The Yearly Meeting of Aotearoa/New Zealand (Te Hāhi Tūhauwiri) is the umbrella body and Yearly Meeting of the Religious Society of Friends in New Zealand.

== History ==
The Quaker Yearly Meeting of New Zealand underwent significant transformations between 1840 and 1920, a period marked by the Society of Friends' adaptation and growth in a new geographical and cultural context. The New Zealand Society, starting with just 26 members in 1853, expanded to approximately 430 by 1920. This growth is noteworthy given the Quakers' focus on spiritual depth rather than numerical strength or extensive organizational frameworks.

The origins of Quakerism are attributed to George Fox, whose mystical experiences led to a belief in direct communion with God's spirit. Initially lacking formal doctrines or membership, Fox's teachings attracted those dissatisfied with the existing religious institutions, forming the foundation of the Quaker faith. In England, despite a decline from their 18th-century numbers due to factors like emigration and disciplinary practices, the Quakers developed a complex organizational system.
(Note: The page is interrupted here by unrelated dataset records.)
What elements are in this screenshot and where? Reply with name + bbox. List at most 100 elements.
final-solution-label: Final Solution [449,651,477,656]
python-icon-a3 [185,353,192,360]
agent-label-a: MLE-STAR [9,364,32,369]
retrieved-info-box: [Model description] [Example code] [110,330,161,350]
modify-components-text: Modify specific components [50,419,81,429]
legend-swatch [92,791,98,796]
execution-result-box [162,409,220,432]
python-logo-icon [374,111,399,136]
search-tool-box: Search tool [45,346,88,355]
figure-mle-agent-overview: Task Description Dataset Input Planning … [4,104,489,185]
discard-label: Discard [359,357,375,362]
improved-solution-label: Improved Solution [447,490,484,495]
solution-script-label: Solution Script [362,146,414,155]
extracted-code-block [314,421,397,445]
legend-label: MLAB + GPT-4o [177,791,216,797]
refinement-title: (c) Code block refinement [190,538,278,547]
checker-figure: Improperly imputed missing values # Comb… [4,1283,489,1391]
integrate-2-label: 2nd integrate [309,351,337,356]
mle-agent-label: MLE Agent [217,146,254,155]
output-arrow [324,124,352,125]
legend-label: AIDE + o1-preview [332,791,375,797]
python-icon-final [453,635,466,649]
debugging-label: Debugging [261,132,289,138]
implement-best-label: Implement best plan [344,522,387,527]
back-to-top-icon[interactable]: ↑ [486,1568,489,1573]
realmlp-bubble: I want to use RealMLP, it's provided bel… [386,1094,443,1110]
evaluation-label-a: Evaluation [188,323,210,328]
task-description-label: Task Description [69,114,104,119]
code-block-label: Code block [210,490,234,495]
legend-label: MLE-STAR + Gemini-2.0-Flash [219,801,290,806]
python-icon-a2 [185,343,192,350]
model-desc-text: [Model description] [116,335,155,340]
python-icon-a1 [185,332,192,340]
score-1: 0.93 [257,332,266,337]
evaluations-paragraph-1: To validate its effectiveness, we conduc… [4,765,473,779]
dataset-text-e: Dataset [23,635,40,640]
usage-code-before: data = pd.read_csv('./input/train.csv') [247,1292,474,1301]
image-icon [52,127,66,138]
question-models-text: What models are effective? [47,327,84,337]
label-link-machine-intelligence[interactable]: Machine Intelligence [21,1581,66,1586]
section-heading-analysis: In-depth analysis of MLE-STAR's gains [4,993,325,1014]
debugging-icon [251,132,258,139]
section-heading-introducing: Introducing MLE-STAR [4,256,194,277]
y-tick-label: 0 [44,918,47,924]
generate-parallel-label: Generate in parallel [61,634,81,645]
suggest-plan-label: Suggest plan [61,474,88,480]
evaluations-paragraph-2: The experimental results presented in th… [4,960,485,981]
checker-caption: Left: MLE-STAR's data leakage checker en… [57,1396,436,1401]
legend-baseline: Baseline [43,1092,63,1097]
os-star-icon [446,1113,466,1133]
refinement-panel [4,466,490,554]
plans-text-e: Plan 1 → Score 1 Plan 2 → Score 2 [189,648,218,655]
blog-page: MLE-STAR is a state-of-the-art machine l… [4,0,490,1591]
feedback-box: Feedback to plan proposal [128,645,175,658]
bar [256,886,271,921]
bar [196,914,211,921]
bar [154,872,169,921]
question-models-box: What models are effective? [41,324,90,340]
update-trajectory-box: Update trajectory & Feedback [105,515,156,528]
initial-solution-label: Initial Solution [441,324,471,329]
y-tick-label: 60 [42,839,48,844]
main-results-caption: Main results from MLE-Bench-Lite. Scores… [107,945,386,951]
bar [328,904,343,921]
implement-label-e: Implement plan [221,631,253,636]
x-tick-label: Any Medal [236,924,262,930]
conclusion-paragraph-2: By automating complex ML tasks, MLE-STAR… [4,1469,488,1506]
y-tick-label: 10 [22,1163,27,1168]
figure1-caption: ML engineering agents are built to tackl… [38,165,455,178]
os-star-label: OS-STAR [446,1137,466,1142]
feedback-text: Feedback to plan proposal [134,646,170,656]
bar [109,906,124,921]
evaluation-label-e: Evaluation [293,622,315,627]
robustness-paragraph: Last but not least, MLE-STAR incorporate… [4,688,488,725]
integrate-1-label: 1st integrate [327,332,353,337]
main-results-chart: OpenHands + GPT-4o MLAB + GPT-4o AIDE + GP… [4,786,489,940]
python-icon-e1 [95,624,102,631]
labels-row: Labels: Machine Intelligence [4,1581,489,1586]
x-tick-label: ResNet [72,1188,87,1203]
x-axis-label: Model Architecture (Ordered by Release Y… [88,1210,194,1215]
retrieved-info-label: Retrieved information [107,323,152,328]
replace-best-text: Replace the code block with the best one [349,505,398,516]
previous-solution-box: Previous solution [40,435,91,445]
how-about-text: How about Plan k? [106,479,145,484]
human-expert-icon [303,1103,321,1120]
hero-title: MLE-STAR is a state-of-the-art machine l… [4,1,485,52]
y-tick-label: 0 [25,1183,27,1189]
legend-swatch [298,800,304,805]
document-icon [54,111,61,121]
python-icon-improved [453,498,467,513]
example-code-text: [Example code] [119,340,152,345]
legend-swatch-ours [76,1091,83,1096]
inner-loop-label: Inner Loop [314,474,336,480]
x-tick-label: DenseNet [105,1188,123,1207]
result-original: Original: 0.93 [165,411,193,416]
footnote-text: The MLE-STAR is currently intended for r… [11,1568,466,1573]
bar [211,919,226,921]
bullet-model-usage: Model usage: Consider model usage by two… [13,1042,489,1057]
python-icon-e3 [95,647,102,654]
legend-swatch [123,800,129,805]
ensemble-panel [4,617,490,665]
The London Yearly Meeting, serving as the governing body of Quakerism, played a crucial role in managing international affairs, including those in New Zealand. The relationship between New Zealand Friends and the London Yearly Meeting, particularly through the Meeting for Sufferings and the Continental Committee (later the Australasian Committee), was pivotal in the development and support of the New Zealand community.

The Quaker structure in New Zealand evolved over time, reflecting its English roots. Key developments included the establishment of Monthly and Quarterly Meetings from 1885, serving as local governance bodies with various administrative and spiritual responsibilities. These meetings gradually took on roles similar to those of a Yearly Meeting, a status formally recognized for New Zealand in 1964. The Quaker population growth in New Zealand was largely driven by English immigrants, who adapted to the challenging and isolated conditions of their new environment. This period also saw the preservation and adaptation of unique Quaker practices, such as a worship style devoid of a paid ministry and a focus on the 'inner light' within each individual, guiding their spiritual journey.

== Current status ==
Monthly meetings under the care of the Yearly Meeting in New Zealand include Northern, Mid-North Island, Palmerston North, Whanganui, Wellington, Christchurch, and Dunedin. In the 2018 Census, 954 people stated their religion as "Religious Society of Friends (Quaker)".